So the main goal of this first one was to nail the fit of a harness and be able to use different sized main pack bodies for different seasons or needs. This is the the third of this type of pack that I've made and have used this style pretty much exclusively for the past year and a half or so. This one's got a couple hundred miles or so on it, and I like it pretty well but I'm kinda desiring something a bit more simple for most trips. I think it was Eugene S in a recent thread who mentioned front pockets being a catch-all, and on a couple recent trips I've found myself putting pretty much just my quilt in the main body and stuffing everything else on the outside, which is kinda ridiculous. VX-07 for the whole thing except the bottoms which are DX40. The pics:
The hipbelt has split foam for my bony hips, and I used a piece of thin flexible plastic (one of those thin cutting boards) on the outside of the foam near where it is sewn to the back panel. The back panel is sewn through the plastic to eliminate any sagging. I wanted a thin dense foam for this but used what was in the garage.

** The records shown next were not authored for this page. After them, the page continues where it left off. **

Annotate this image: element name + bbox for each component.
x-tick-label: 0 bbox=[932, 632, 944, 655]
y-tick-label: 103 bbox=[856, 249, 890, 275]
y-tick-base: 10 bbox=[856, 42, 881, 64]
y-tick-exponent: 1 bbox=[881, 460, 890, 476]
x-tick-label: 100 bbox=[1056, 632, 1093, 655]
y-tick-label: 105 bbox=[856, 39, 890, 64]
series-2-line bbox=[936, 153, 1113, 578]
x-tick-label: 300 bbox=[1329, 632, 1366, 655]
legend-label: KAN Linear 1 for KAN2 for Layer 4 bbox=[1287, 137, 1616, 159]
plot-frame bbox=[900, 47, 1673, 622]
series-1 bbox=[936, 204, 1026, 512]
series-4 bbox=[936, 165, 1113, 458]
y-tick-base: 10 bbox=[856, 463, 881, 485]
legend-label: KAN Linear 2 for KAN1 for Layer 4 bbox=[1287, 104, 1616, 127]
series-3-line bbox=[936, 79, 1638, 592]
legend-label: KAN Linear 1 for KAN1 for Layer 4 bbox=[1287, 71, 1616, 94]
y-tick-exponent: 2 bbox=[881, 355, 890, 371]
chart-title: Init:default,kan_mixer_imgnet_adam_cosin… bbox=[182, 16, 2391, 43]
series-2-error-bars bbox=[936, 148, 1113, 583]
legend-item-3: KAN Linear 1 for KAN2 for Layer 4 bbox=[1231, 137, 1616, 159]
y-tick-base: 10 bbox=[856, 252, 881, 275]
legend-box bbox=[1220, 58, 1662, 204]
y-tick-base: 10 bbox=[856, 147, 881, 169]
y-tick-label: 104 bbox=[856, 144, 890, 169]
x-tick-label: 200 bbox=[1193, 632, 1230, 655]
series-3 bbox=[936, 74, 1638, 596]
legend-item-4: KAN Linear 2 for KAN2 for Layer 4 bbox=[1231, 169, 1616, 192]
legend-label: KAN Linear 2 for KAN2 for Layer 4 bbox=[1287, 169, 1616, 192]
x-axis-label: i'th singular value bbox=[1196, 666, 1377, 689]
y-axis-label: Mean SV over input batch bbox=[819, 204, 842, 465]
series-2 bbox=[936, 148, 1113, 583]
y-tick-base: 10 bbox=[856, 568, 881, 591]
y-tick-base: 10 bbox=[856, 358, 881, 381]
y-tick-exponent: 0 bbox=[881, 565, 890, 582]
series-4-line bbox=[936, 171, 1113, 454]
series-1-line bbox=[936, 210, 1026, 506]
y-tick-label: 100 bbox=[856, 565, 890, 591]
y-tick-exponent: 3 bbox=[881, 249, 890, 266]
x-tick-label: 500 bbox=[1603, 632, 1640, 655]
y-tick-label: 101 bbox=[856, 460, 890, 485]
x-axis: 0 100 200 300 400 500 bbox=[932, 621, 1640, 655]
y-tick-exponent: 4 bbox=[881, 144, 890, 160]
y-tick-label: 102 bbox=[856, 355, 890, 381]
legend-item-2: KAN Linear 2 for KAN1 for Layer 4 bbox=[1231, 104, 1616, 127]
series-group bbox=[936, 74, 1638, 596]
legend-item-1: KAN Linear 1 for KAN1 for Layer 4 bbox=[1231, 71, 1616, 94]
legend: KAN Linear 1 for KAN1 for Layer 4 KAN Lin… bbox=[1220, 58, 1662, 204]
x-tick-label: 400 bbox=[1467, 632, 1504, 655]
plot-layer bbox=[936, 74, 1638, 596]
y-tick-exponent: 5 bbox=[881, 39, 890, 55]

3d mesh comes over top of shoulder straps at neck to eliminate any chaffing. Not sure it's really necessary. Honestly I don't think I really like 3d mesh for shoulder straps. I usually find it a bit abrasive. I might try some straps with soft binding around the edges next time or maybe some other wicking stretchy material.
Harness has flat aluminum stays along the very edge. This was the first pack that I tried flat rather than tubular stays. Pros for flat: easier to make it comfortable against the back, you don't have a top piece so the back is a bit more "dynamic" for lack of a better word; cons: it's not quite as stiff (1/8" thick), although it does "bounce back" better than tubular stays, which seem to stay bent if they're flexed. Some 7075 would be ideal, but I can't find any 1/8" thickness. The harness is only about 5" wide at the bottom so wraps around very well.
The next pack I made for work, which is biology-related field work. Getting to things in a top-loading pack throughout the deay gets cumbersome and I wanted to be able to strap big awkwardly shaped tools, etc on the outside, hence the beavertail. Durability is a big priority since I'm 100% off-trail and often walking through some pretty hairy vegetation. The DX40 is awesome. After being used a bit it actually feels less stiff than other VX fabrics and the small increase in weight gets you a giant leap in durability. I've been using this one for a few weeks now and it's worked perfectly. There's velcro in that there lumbar pad for a hipbelt, which I plan on making some bottle holders for so it can be used on its own as a lumbar pack for when I have less to carry. Flat aluminum stays again here. I plan on seamsealing or taping it but honestly it's difficult to be motivated to worry about rain with a ytd precip total of 1.38" and sites I was working at last week currently on fire.
Now I just gotta work some patina on that bright white.